Furthermore, in Example 1, the power required to operate the apparatus was almost the same as in Comparative Example 1, so the carbon stable isotope could be enriched to a high concentration of 99% or more at a lower cost than in Comparative Example 1.

INDUSTRIAL APPLICABILITY

The present invention can be used as a carbon stable isotope enrichment method for enriching carbon tetrafluoride (¹³CF₄) containing a stable isotope, which exist very rarely in nature by using a distillation apparatus for distilling a cryogenic fluid, wherein the distillation apparatus includes a group of distillation columns in which a plurality of distillation columns are cascaded.

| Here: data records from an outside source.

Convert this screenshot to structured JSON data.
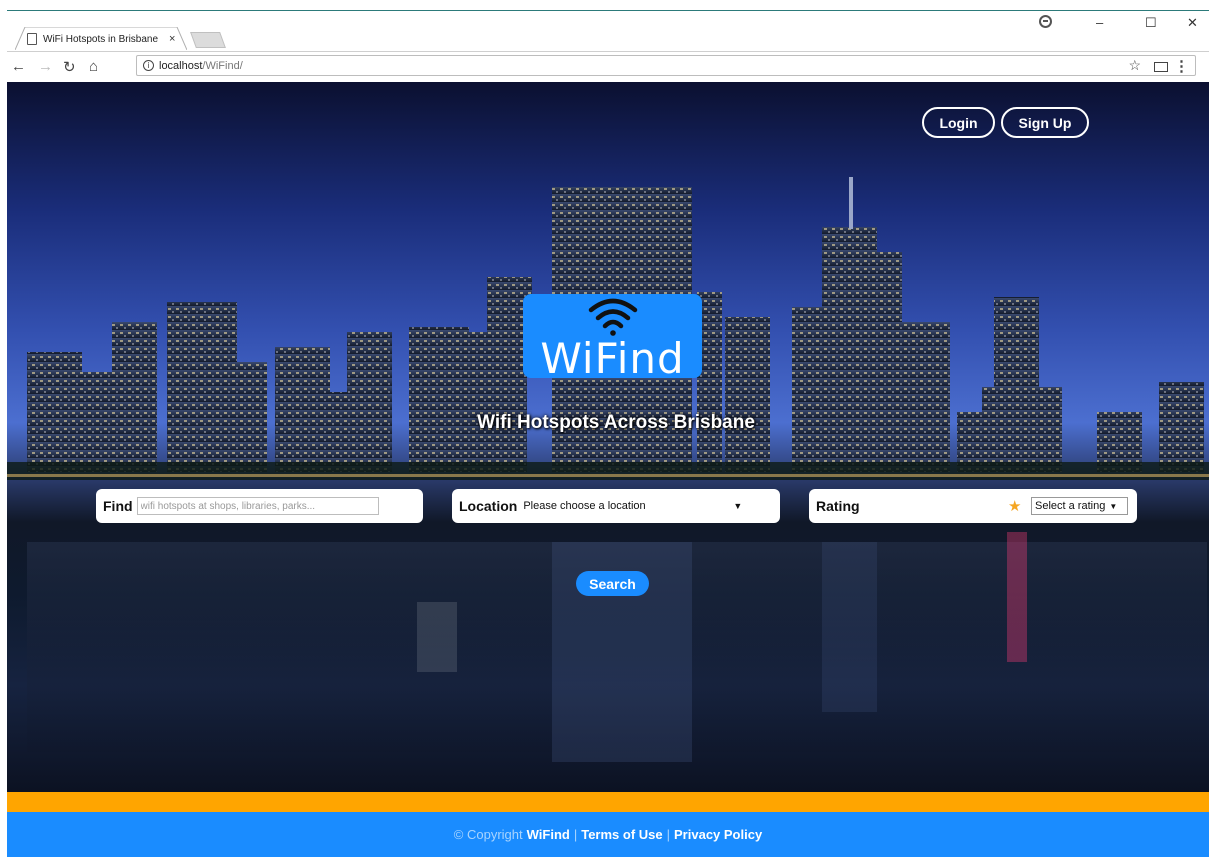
{
  "browser": {
    "tab_title": "WiFi Hotspots in Brisbane",
    "tab_close": "×",
    "url_host": "localhost",
    "url_path": "/WiFind/",
    "window_min": "–",
    "window_max": "☐",
    "window_close": "✕"
  },
  "header": {
    "login_label": "Login",
    "signup_label": "Sign Up"
  },
  "hero": {
    "logo_text": "WiFind",
    "tagline": "Wifi Hotspots Across Brisbane"
  },
  "search": {
    "find_label": "Find",
    "find_placeholder": "wifi hotspots at shops, libraries, parks...",
    "location_label": "Location",
    "location_value": "Please choose a location",
    "rating_label": "Rating",
    "rating_value": "Select a rating",
    "button_label": "Search"
  },
  "footer": {
    "copyright": "© Copyright",
    "brand": "WiFind",
    "separator": "|",
    "terms": "Terms of Use",
    "privacy": "Privacy Policy"
  },
  "colors": {
    "accent": "#1a8cff",
    "footer_stripe": "#ffa500",
    "star": "#f5a623"
  }
}
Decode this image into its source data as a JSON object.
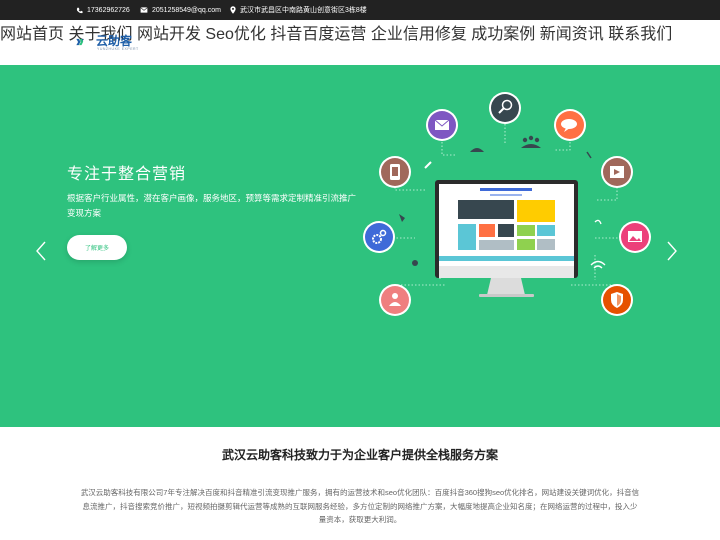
{
  "topbar": {
    "phone": "17362962726",
    "email": "2051258549@qq.com",
    "address": "武汉市武昌区中南路黄山创意街区3栋8楼"
  },
  "logo": {
    "text": "云助客",
    "subtitle": "YUNZHUKE EXPERT"
  },
  "nav": {
    "items": [
      {
        "label": "网站首页"
      },
      {
        "label": "关于我们"
      },
      {
        "label": "网站开发"
      },
      {
        "label": "Seo优化"
      },
      {
        "label": "抖音百度运营"
      },
      {
        "label": "企业信用修复"
      },
      {
        "label": "成功案例"
      },
      {
        "label": "新闻资讯"
      },
      {
        "label": "联系我们"
      }
    ]
  },
  "hero": {
    "title": "专注于整合营销",
    "description": "根据客户行业属性，潜在客户画像，服务地区，预算等需求定制精准引流推广变现方案",
    "button_label": "了解更多"
  },
  "intro": {
    "title": "武汉云助客科技致力于为企业客户提供全栈服务方案",
    "description": "武汉云助客科技有限公司7年专注解决百度和抖音精准引流变现推广服务，拥有的运营技术和seo优化团队：百度抖音360搜狗seo优化排名，网站建设关键词优化，抖音信息流推广，抖音搜索竞价推广，短视频拍摄剪辑代运营等成熟的互联网服务经验，多方位定制的网络推广方案，大幅度地提高企业知名度；在网络运营的过程中，投入少量资本，获取更大利润。"
  },
  "colors": {
    "topbar": "#222222",
    "hero_bg": "#2ec27e",
    "logo_blue": "#1f5fa8"
  }
}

EXPLANATION OF REFERENCE NUMERALS

• • 1 to n distillation column
  • 20 condenser
  • 21 reboiler
  • 22 isotope scrambler
  • 30 raw material feed line
  • 31 product line
  • 32 circulation line
  • 33 circulation line
  • 34 supply line (liquefied carbon tetrafluoride supply line, liquefied nitrogen supply line)
  • 35 supply line (gas carbon tetrafluoride supply line, gas nitrogen supply line)
  • 36 isotope enriched-gas lead-out line
  • 37 isotope enriched-gas return line
  • 100 carbon stable isotope enrichment apparatus
  • 200 enrichment apparatus for carbon tetrafluoride containing a stable isotope apparatus
  • 300 carbon monoxide stable isotope enrichment apparatus

Claims

1. A carbon stable isotope enrichment method including a distillation step of distilling raw material carbon tetrafluoride containing multiple types of carbon tetrafluoride containing a stable isotope in a distillation column group in which multiple distillation columns are cascaded, and enriching carbon tetrafluoride containing a stable isotope 13C.